Wednesday is the one day I teach in person this semester, and this past Wednesday was the first time I’d been to my office on campus since March. I was excited to discover the 2019 volume of the American Association of University Supervisors, Coordinators, and Directors of Foreign Language Programs (AAUSC) in my mailbox! The editors are Beatrice Dupuy and Kristen Michelson, and the collection is called “Pathways to Paradigm Change: Critical Examinations of Prevailing Discourse and Ideologies in Second Language Education”.
As you might imagine if you regularly read this blog, this is exactly the shift in second language education I think our field needs! I’m excited to read all of the chapters in this book, and today I’ll be highlighting my own contribution, which I’m excited to see in print.
A fun fact is that this is the 2019 volume with a 2021 publication date, which has made me confused as to how to cite it this year, but it turns out it had the right idea to skip 2020 all along!
So, how do these contrasting language ideologies impact our field? In my chapter, I show that learners’ expectations for their interactions during study abroad and virtual exchange were largely informed by monolingual language ideologies. They mapped spaces and speakers associated with Arab nations to Arabic, and expected monolingual Arabic immersion in these spaces, imagining that they would speak “only Arabic abroad” or evaluating their success in a virtual exchange by how little English they used. These included frustration with racial mappings of their language abilities, where White students felt that the expectation that they could not speak Arabic hindered their opportunities to use Arabic, and students of color sometimes felt frustrated that their national identity was questioned based on their race. Despite their frustrations with these racialized experiences, learners engaged in these same mappings themselves, expecting locals to always use Arabic (rather than their full linguistic repertoire including English) and fellow study abroad students to use English (unless in a program with a language pledge).
In short, these monolingual expectations contrasted sharply with the plurilingual realities of the study abroad and virtual exchange environments, and the actual linguistic repertoires of the learners (all of whom spoke English and had studied at least one language other than Arabic) and their interlocutors (frequently multilingual themselves). Examining what learners actually did with their linguistic repertoires abroad demonstrates that translanguaging practices were the norm and that these served a variety of functions, including using existing linguistic resources to access new ones, mapping language and social function, mapping language and topic, and establishing social connections.

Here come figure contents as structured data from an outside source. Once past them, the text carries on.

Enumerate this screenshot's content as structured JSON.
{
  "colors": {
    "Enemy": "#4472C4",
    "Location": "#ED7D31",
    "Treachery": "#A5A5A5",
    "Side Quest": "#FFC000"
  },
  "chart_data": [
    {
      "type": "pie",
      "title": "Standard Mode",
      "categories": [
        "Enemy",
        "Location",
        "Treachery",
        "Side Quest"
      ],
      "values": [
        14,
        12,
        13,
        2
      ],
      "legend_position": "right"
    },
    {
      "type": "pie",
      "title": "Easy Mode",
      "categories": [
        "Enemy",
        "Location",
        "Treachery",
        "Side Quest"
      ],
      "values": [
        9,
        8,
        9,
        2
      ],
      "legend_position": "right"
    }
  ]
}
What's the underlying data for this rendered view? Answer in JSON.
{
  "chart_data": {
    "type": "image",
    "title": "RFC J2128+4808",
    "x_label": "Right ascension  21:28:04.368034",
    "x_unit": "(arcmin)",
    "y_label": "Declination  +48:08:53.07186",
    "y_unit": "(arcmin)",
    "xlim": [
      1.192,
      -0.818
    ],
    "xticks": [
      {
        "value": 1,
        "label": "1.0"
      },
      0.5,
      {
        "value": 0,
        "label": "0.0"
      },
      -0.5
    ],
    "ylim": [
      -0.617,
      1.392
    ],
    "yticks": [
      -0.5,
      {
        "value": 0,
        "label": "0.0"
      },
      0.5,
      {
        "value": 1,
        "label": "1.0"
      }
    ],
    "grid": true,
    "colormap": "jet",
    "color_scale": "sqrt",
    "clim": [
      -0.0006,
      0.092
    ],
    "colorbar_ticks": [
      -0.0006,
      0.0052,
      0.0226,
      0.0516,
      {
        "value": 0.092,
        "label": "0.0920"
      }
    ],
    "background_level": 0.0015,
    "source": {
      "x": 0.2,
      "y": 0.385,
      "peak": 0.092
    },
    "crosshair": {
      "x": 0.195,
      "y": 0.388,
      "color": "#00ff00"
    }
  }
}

Yet because these plurilingual realities were framed with expectations rooted in monolingual language ideologies, students generally interpreted their translanguaging practices from a monolingual perspective, expressing “frustration” or “regret” at their inability to remain monolingual, or feeling forced to choose between language practice and friendships. They also reproduced problematic mappings among race, nation, and language, despite their own frustration with these assumptions. Thus, this monolingual framing of plurilingual practices actually limited learners’ ability to pursue their language learning goals in plurilingual environments.